La première difficulté est liée à la réduction des durées de maturité des dettes bancaires désormais déconnectées de la durée d’amortissement des actifs, ainsi que la durée des contrats d’exploitation.

En deuxième lieu, le renchérissement significatif des marges bancaires traduit un double phénomène de surcoût de la liquidité disponible et d’accroissement du risque du crédit souverain.

En troisième lieu, le niveau et l’étendue des garanties et sûretés demandées aux industriels sont de nature à brouiller les frontières traditionnelles entre financement de projet et financement corporate.

Enfin, les dispositifs juridiques permettant d’immuniser les financements des risques liés au recours défient parfois le bons sens : le temps consacré à la gestion des recours et des cas d’annulation est le signe d’un dysfonctionnement du marché financier des PPP, même s’il s’inscrit dans un contexte nouveau de multiplication des recours contre les contrats et/ou les autorisations de construire. Cette multiplication des recours impacte non seulement la mise à disposition des crédits eux-mêmes, retardant les projets, mais également les procédures de fixation des taux d’intérêt et nourrit ainsi la tendance à l’inflation des garanties demandées aux industriels.

2) Comment peut-on neutraliser le critère financier dans les consultations de type PPP ?

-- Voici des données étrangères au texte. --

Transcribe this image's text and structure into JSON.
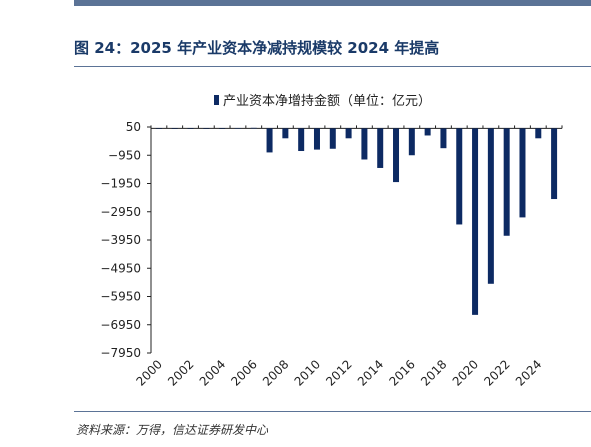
{
  "figure": {
    "title": "图 24：2025 年产业资本净减持规模较 2024 年提高",
    "source": "资料来源：万得，信达证券研发中心"
  },
  "chart_data": {
    "type": "bar",
    "title": "",
    "xlabel": "",
    "ylabel": "",
    "legend": {
      "position": "top-center",
      "entries": [
        "产业资本净增持金额（单位：亿元）"
      ]
    },
    "series": [
      {
        "name": "产业资本净增持金额（单位：亿元）",
        "color": "#0d2a63",
        "values": [
          0,
          0,
          0,
          0,
          0,
          10,
          20,
          -850,
          -350,
          -800,
          -750,
          -720,
          -350,
          -1100,
          -1400,
          -1900,
          -950,
          -250,
          -700,
          -3400,
          -6600,
          -5500,
          -3800,
          -3150,
          -350,
          -2500
        ]
      }
    ],
    "categories": [
      "2000",
      "2001",
      "2002",
      "2003",
      "2004",
      "2005",
      "2006",
      "2007",
      "2008",
      "2009",
      "2010",
      "2011",
      "2012",
      "2013",
      "2014",
      "2015",
      "2016",
      "2017",
      "2018",
      "2019",
      "2020",
      "2021",
      "2022",
      "2023",
      "2024",
      "2025"
    ],
    "xtick_labels": [
      "2000",
      "2002",
      "2004",
      "2006",
      "2008",
      "2010",
      "2012",
      "2014",
      "2016",
      "2018",
      "2020",
      "2022",
      "2024"
    ],
    "yticks": [
      50,
      -950,
      -1950,
      -2950,
      -3950,
      -4950,
      -5950,
      -6950,
      -7950
    ],
    "ylim": [
      -7950,
      50
    ],
    "grid": false
  }
}
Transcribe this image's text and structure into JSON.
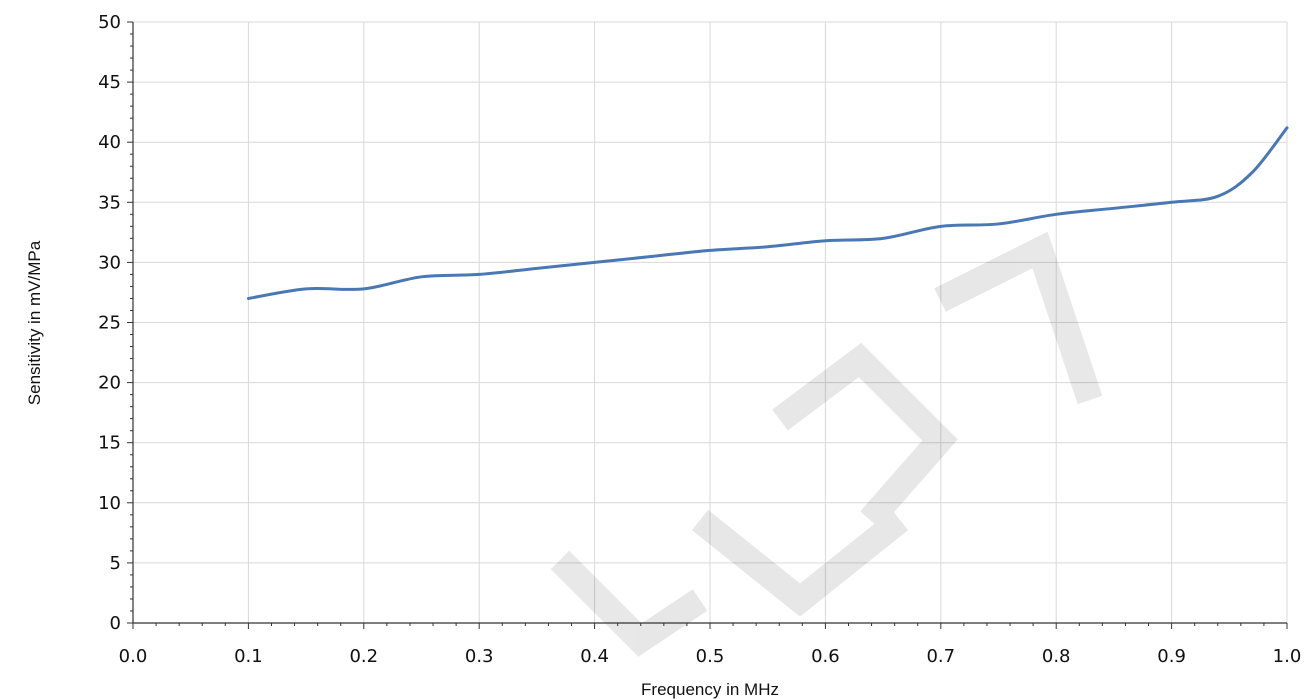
{
  "chart_data": {
    "type": "line",
    "title": "",
    "xlabel": "Frequency in MHz",
    "ylabel": "Sensitivity in mV/MPa",
    "xlim": [
      0.0,
      1.0
    ],
    "ylim": [
      0,
      50
    ],
    "x_ticks": [
      "0.0",
      "0.1",
      "0.2",
      "0.3",
      "0.4",
      "0.5",
      "0.6",
      "0.7",
      "0.8",
      "0.9",
      "1.0"
    ],
    "y_ticks": [
      "0",
      "5",
      "10",
      "15",
      "20",
      "25",
      "30",
      "35",
      "40",
      "45",
      "50"
    ],
    "grid": true,
    "legend": "none",
    "series": [
      {
        "color": "#4a78b5",
        "x": [
          0.1,
          0.15,
          0.2,
          0.25,
          0.3,
          0.35,
          0.4,
          0.45,
          0.5,
          0.55,
          0.6,
          0.65,
          0.7,
          0.75,
          0.8,
          0.85,
          0.9,
          0.94,
          0.97,
          1.0
        ],
        "y": [
          27.0,
          27.8,
          27.8,
          28.8,
          29.0,
          29.5,
          30.0,
          30.5,
          31.0,
          31.3,
          31.8,
          32.0,
          33.0,
          33.2,
          34.0,
          34.5,
          35.0,
          35.5,
          37.5,
          41.2
        ]
      }
    ]
  }
}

Les réponses apportées jusqu’à présent ont eu pour objectif de réduire les coûts de financement des offres, mais aussi de neutraliser au moins partiellement le critère financier dans la compétition entre les candidats. À ce titre, peuvent être distinguées les mesures temporaires (garantie d’État, mécanisme de l’offre ajustable), des bonnes pratiques de marché plus ou moins suivies (obligation de « libération » des prêteurs de leur clause d’exclusivité après désignation de l’attributaire pressenti, DDOF assorti d’un financement ferme inférieur à 100 %, réduction des délais de validité des offres finales, possibilité de funding competition, clauses de refinancement avec partage des gains…).

Toutefois, ces solutions sont limitées et partielles pour des raisons à la fois pratiques et juridiques : ainsi, le fait que le financement des investissements constitue un volet obligatoire du contrat global de partenariat, et donc un des critères de la compétition entre les candidats, ne milite pas en faveur d’un « écrasement complet » des différenciations des offres de financement, sous peine de fausser la mise en concurrence.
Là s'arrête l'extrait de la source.